By Joni Owens
The questions have become familiar. Where is the freshness? What is the alternative? Is there some other story I can teach?
Boredom has silently crept in. The Book is not the problem. It is full of opportunities and material. The students are not the problem. They are new, fresh, and full of questions and trust. They have just been promoted to my class. Where did this tired feeling originate?
It must be the teacher’s manual, I have used it three times in the past six years. Same story. Same activities. It is not the same kids—my last batch were promoted and new faces will be staring at me this week. But it must be the teacher’s manual. Different cover, but it still tells the same stories: David and Goliath, Daniel and the Lions’ Den, Noah, Jonah, Paul and Silas. Sigh. B-o-r-i-n-g.
I glance at the shelf of books. I will find something new to teach from my children’s church books. Let’s see. David and Goliath. Daniel and the Lions’ Den. Jonah. Paul and Silas.
Is this a conspiracy? No, it is much simpler, and much more poignant. It is God’s Word written by holy men of God as the Spirit moved on them. It is a retelling of classic stories that are more than just stories—they are truth.
I attended a teacher’s training workshop and was amazed at the resources, faith, and powerful statements that were shared. These were people with a burden for children. Boredom was not in their vocabulary. Let me share a little of what I heard.
The greatest curriculum is people. Curriculum is “a group of courses in a particular field of study.” People are courses in the study of life. Jesus used the curricula of people as examples, illustrations, and study. The prodigal son. The story of the talents. The woman and the lost coin. Dare I do the same?
It’s a sin to bore kids with the gospel. It is the greatest story ever told. So tell it. Live it. Share it. The Bible is the only book that glows in the dark.
Tell the Bible story like you’ve never told it before. A life is depending on it. Ouch! That one hit hard. My excuses went flying out the window, taking boredom with them.
As a writer, I know how difficult it can be to be fresh while telling stories that are hundreds of years old. All Sunday school curricula are developed in cycles, periodically undergoing revision. Still, the lessons teach the same fundamental Bible stories that all children need to learn.
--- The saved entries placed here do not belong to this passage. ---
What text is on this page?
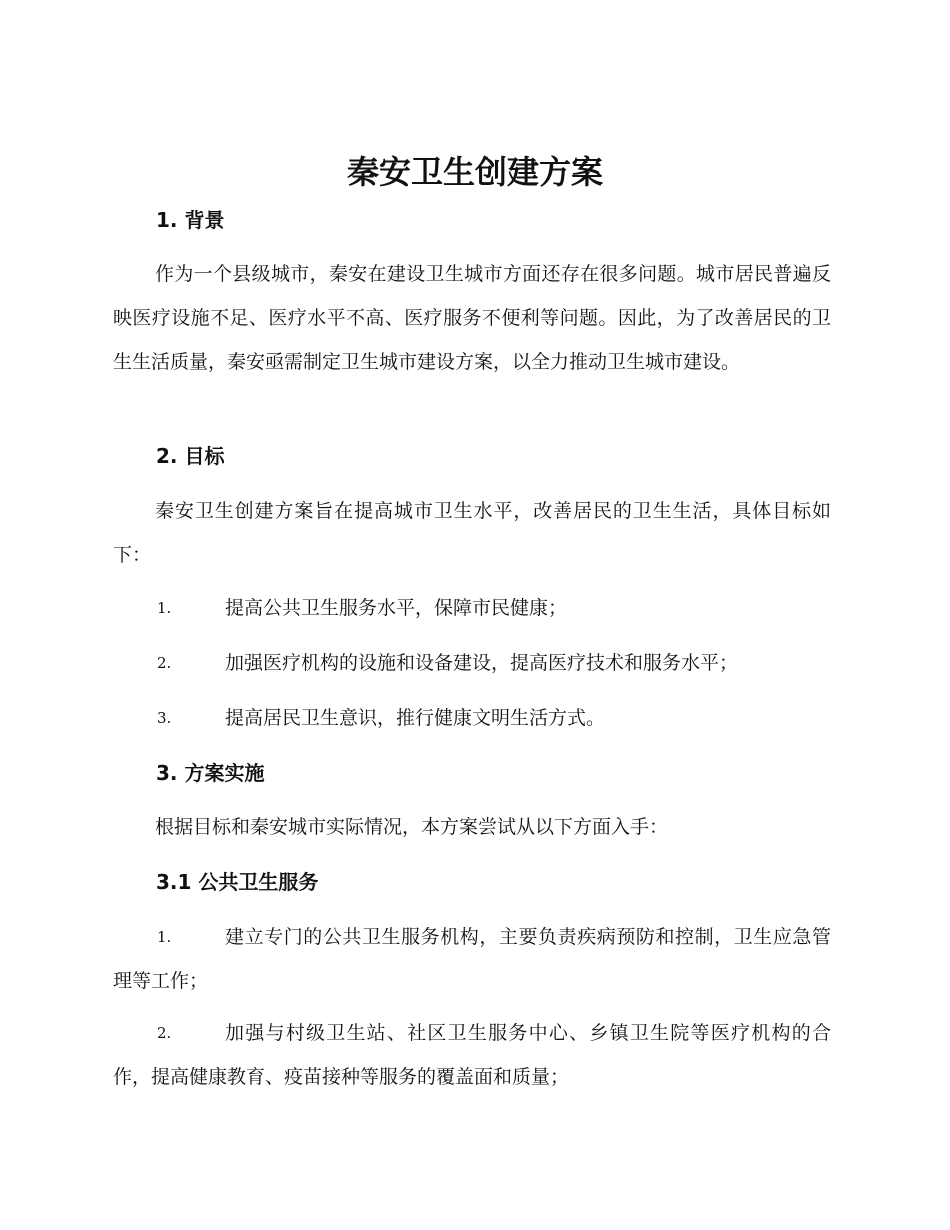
秦安卫生创建方案
1. 背景

作为一个县级城市，秦安在建设卫生城市方面还存在很多问题。城市居民普遍反映医疗设施不足、医疗水平不高、医疗服务不便利等问题。因此，为了改善居民的卫生生活质量，秦安亟需制定卫生城市建设方案，以全力推动卫生城市建设。

2. 目标

秦安卫生创建方案旨在提高城市卫生水平，改善居民的卫生生活，具体目标如下：

1.	提高公共卫生服务水平，保障市民健康；
2.	加强医疗机构的设施和设备建设，提高医疗技术和服务水平；
3.	提高居民卫生意识，推行健康文明生活方式。
3. 方案实施

根据目标和秦安城市实际情况，本方案尝试从以下方面入手：

3.1 公共卫生服务
1.	建立专门的公共卫生服务机构，主要负责疾病预防和控制，卫生应急管理等工作；
2.	加强与村级卫生站、社区卫生服务中心、乡镇卫生院等医疗机构的合作，提高健康教育、疫苗接种等服务的覆盖面和质量；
Why do we teachers get bored with the same ‘stories? Perhaps we have lost the excitement we felt when first discovering God’s Word. As a second-generation Pentecostal teaching my fourth-generation Pentecostal granddaughter, l look for something new to tell her. She wants Noah and the Ark. Tell me about David killing that mean old giant, Grandma. Do you think Jonah tasted good? How did the wise men know where to find Jesus? She does not want new. She wants God’s Word.
If God’s Word becomes boring to me, if I start to take it for granted, if it becomes a chore to read; then the problem is me, not the Book. It was written through the anointing of God’s Spirit. It is alive and real. It will endure forever.
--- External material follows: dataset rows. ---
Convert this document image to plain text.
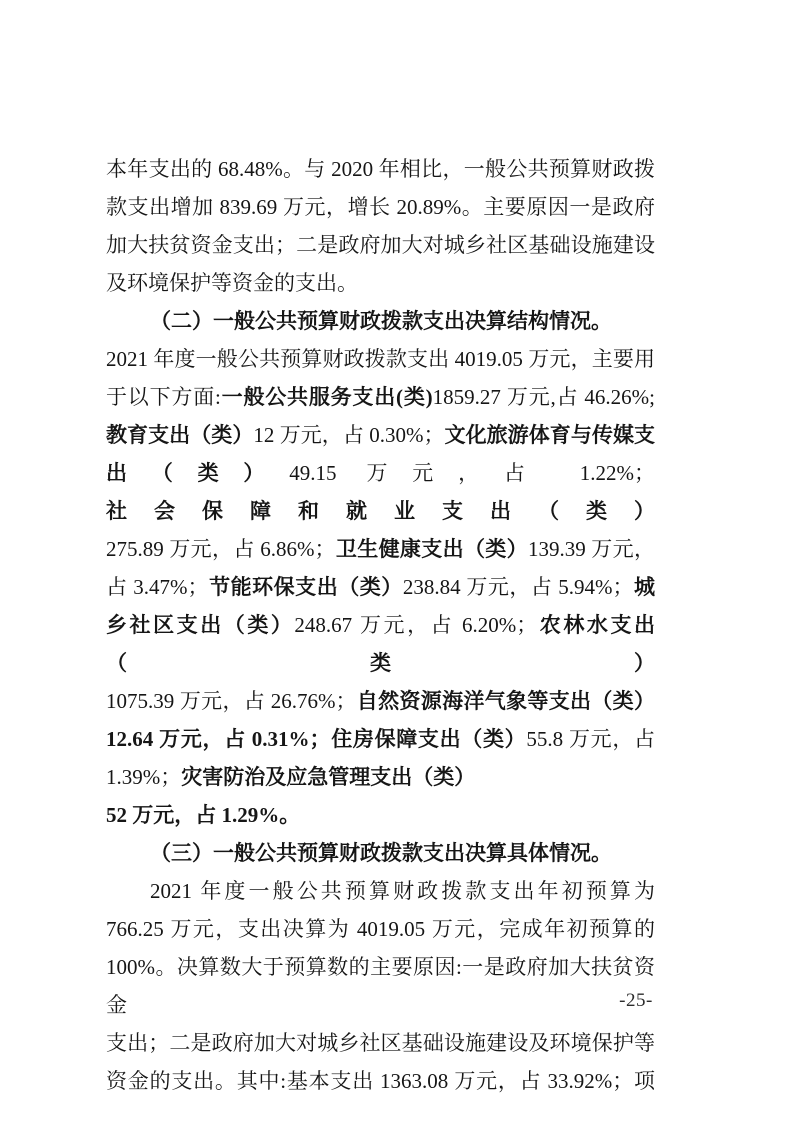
本年支出的 68.48%。与 2020 年相比，一般公共预算财政拨
款支出增加 839.69 万元，增长 20.89%。主要原因一是政府
加大扶贫资金支出；二是政府加大对城乡社区基础设施建设
及环境保护等资金的支出。
（二）一般公共预算财政拨款支出决算结构情况。
2021 年度一般公共预算财政拨款支出 4019.05 万元，主要用
于以下方面:一般公共服务支出(类)1859.27 万元,占 46.26%;
教育支出（类）12 万元，占 0.30%；文化旅游体育与传媒支
出（类）49.15 万元，占 1.22%；社会保障和就业支出（类）
275.89 万元，占 6.86%；卫生健康支出（类）139.39 万元，
占 3.47%；节能环保支出（类）238.84 万元，占 5.94%；城
乡社区支出（类）248.67 万元，占 6.20%；农林水支出（类）
1075.39 万元，占 26.76%；自然资源海洋气象等支出（类）
12.64 万元，占 0.31%；住房保障支出（类）55.8 万元，占
1.39%；灾害防治及应急管理支出（类）
52 万元，占 1.29%。
（三）一般公共预算财政拨款支出决算具体情况。
2021 年度一般公共预算财政拨款支出年初预算为
766.25 万元，支出决算为 4019.05 万元，完成年初预算的
100%。决算数大于预算数的主要原因:一是政府加大扶贫资金
支出；二是政府加大对城乡社区基础设施建设及环境保护等
资金的支出。其中:基本支出 1363.08 万元，占 33.92%；项
-25-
How did I ever become bored with the telling of stories from God’s Word? Perhaps I forgot what they were really trying to teach. Perhaps I was looking at them as just another story. I cannot blame the manual. The writers took a story that was great in its original form and retold it with exciting visual aids, activities, songs, and involvement. The children think it is great each time they hear it; it is never boring to them. So the problem is not the manual.
I had forgotten how to tell it like I have never told it before. I had forgotten that a life is depending on it.